Sample Correlation for Fingerprinting Deep Face Recognition

Information Science Artificial Intelligence Automation Computer Science
sample correlation deep face recognition model fingerprinting model stealing attacks JPEG compression intellectual property protection knowledge distillation

Report on Academic Paper: “Sample Correlation for Fingerprinting Deep Face Recognition”

Background and Research Problem

In recent years, the rapid advancements in deep learning technologies have significantly propelled the development of face recognition. However, commercial face recognition models face increasing intellectual property (IP) threats due to model stealing attacks. These attacks allow adversaries to replicate functionally equivalent models with either black-box or white-box access to the original models, bypassing the model owner’s detection. This not only infringes on the model owner’s IP but also poses risks to commercial interests and privacy.

To address these challenges, model fingerprinting has emerged as a critical tool for detecting theft. Traditional methods rely on transferable adversarial examples to generate model fingerprints, yet they exhibit vulnerabilities when encountering adversarial training or transfer learning. To overcome these limitations, this study introduces a novel Sample Correlation (SAC)-based model fingerprinting method, aiming to improve robustness and efficiency in detecting model theft.

Research Source

The research was conducted collaboratively by scholars from the Institute of Automation at the Chinese Academy of Sciences and the School of Artificial Intelligence at the University of Chinese Academy of Sciences. Authors include Jiyang Guan, Jian Liang, Yanbo Wang, and Ran He.
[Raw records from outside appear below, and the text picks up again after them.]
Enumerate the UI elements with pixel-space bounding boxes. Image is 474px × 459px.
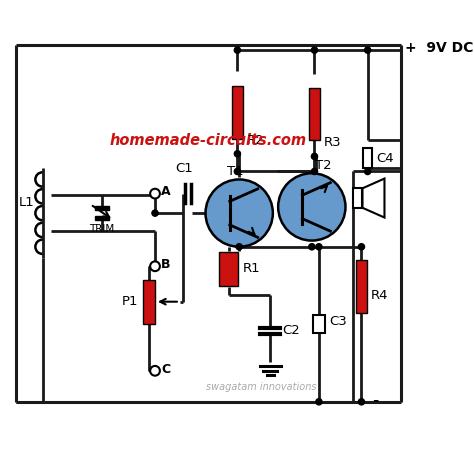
Text: R1: R1 (243, 263, 260, 275)
Circle shape (309, 244, 315, 250)
Circle shape (234, 168, 240, 174)
Circle shape (311, 153, 318, 160)
Bar (309, 88, 320, 140)
Text: P1: P1 (122, 295, 138, 308)
Text: TRIM: TRIM (89, 224, 115, 234)
Text: T2: T2 (315, 159, 332, 172)
Circle shape (311, 47, 318, 53)
Bar (95, 216, 109, 220)
Bar (232, 85, 243, 139)
Bar (143, 280, 155, 324)
Circle shape (150, 366, 160, 375)
Bar (363, 148, 372, 168)
Text: C4: C4 (376, 151, 394, 165)
Bar (95, 206, 109, 211)
Text: homemade-circuits.com: homemade-circuits.com (109, 133, 307, 148)
Text: C3: C3 (329, 315, 347, 328)
Text: B: B (161, 258, 171, 271)
Text: R4: R4 (370, 289, 388, 302)
Circle shape (234, 151, 240, 157)
Bar (356, 260, 367, 313)
Text: T1: T1 (228, 165, 244, 178)
Text: C1: C1 (175, 162, 193, 175)
Circle shape (365, 168, 371, 174)
Circle shape (150, 261, 160, 271)
Text: swagatam innovations: swagatam innovations (206, 382, 317, 392)
Circle shape (206, 179, 273, 247)
Circle shape (358, 399, 365, 405)
Circle shape (150, 189, 160, 198)
Bar (219, 252, 238, 286)
Text: A: A (161, 185, 171, 198)
Circle shape (152, 210, 158, 216)
Bar (313, 315, 325, 333)
Circle shape (365, 47, 371, 53)
Circle shape (236, 244, 242, 250)
Text: +  9V DC: + 9V DC (405, 41, 473, 56)
Text: R2: R2 (246, 134, 264, 147)
Text: -: - (372, 393, 378, 409)
Text: C: C (161, 363, 170, 375)
Circle shape (234, 47, 240, 53)
Bar (353, 188, 363, 208)
Text: L1: L1 (18, 196, 35, 209)
Polygon shape (363, 179, 384, 218)
Text: R3: R3 (323, 136, 341, 149)
Circle shape (316, 244, 322, 250)
Circle shape (358, 244, 365, 250)
Circle shape (311, 168, 318, 174)
Circle shape (278, 173, 346, 241)
Text: C2: C2 (283, 325, 301, 337)
Circle shape (316, 399, 322, 405)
The paper is published in the International Journal of Computer Vision by Springer.

Research Methodology

Framework Overview

The proposed SAC method focuses on pairwise correlation between sample outputs instead of single-point output differences, capturing subtler relational features between the source and suspect models. Specifically, the study introduces the JPEG Compression Enhanced Sample (SAC-JC) method, which amplifies differences between models using data augmentation. To address the challenge of unavailable label outputs in face verification tasks, the study proposes the Feature from Reference Images (FRI) generation method.

Experimental Design

  1. Data Processing and Augmentation
    JPEG compression is applied to input samples to reduce shared knowledge influence and amplify output differences between models.

  2. Correlation Matrix Computation
    Pairwise correlations between sample outputs are computed using cosine similarity or Gaussian kernel functions to generate model-specific correlation matrices.

  3. Fingerprinting Metric
    The L1 distance between correlation matrices of the source and suspect models is used as a fingerprinting indicator.

  4. FRI for Face Verification
    For face verification, where label outputs are unavailable, the FRI method generates specific features from reference images to calculate correlations.

Experimental Setup

The study evaluates SAC-JC across multiple datasets and tasks, including: - Face verification - Face emotion recognition - Object classification with CIFAR-10 and Tiny-ImageNet

Five types of model stealing attacks are tested: - Fine-tuning (full-layer and last-layer) - Pruning - Model extraction (label-based and probability-based) - Adversarial training - Transfer learning

Research Results

Experimental Data

The results demonstrate the efficacy of SAC-JC: - Achieves an average AUC of 0.97 for face emotion recognition tasks. - Reaches an AUC of 0.98 in face verification tasks through the combination of JPEG-compressed samples and FRI.

Comparative Analysis

Compared to traditional methods such as IPGuard and CAE, SAC-JC shows higher robustness, particularly against adversarial training and transfer learning: - Outperforms in terms of AUC, p-values, and F1 scores across various model architectures (e.g., VGG, ResNet, MobileNet). - Reduces computation time by approximately 34,393 times compared to CAE.

Advantages of SAC-JC

  • Efficiency: Eliminates the need for adversarial sample generation or surrogate model training, significantly reducing computational overhead.
  • Broad Applicability: Effective across multiple tasks, including classification and verification.
  • High Robustness: Successfully counters diverse model stealing attacks, especially adversarial training and transfer learning scenarios.

Significance of the Research

This study is the first to highlight the threats of model stealing in deep face recognition and propose an innovative protection method. By introducing sample correlation and JPEG compression enhancement, SAC-JC offers a new perspective on model fingerprinting, improving detection accuracy and efficiency significantly.

From an application standpoint, SAC-JC not only holds academic significance but also provides practical solutions for protecting IP in commercial models. Given the rising demand for AI model IP protection, SAC-JC sets a new benchmark for the industry.

Future Directions

Further exploration could focus on applying SAC-JC to other domains, such as speech recognition or natural language processing. Additionally, integrating other data augmentation techniques could optimize fingerprinting for more complex attack scenarios.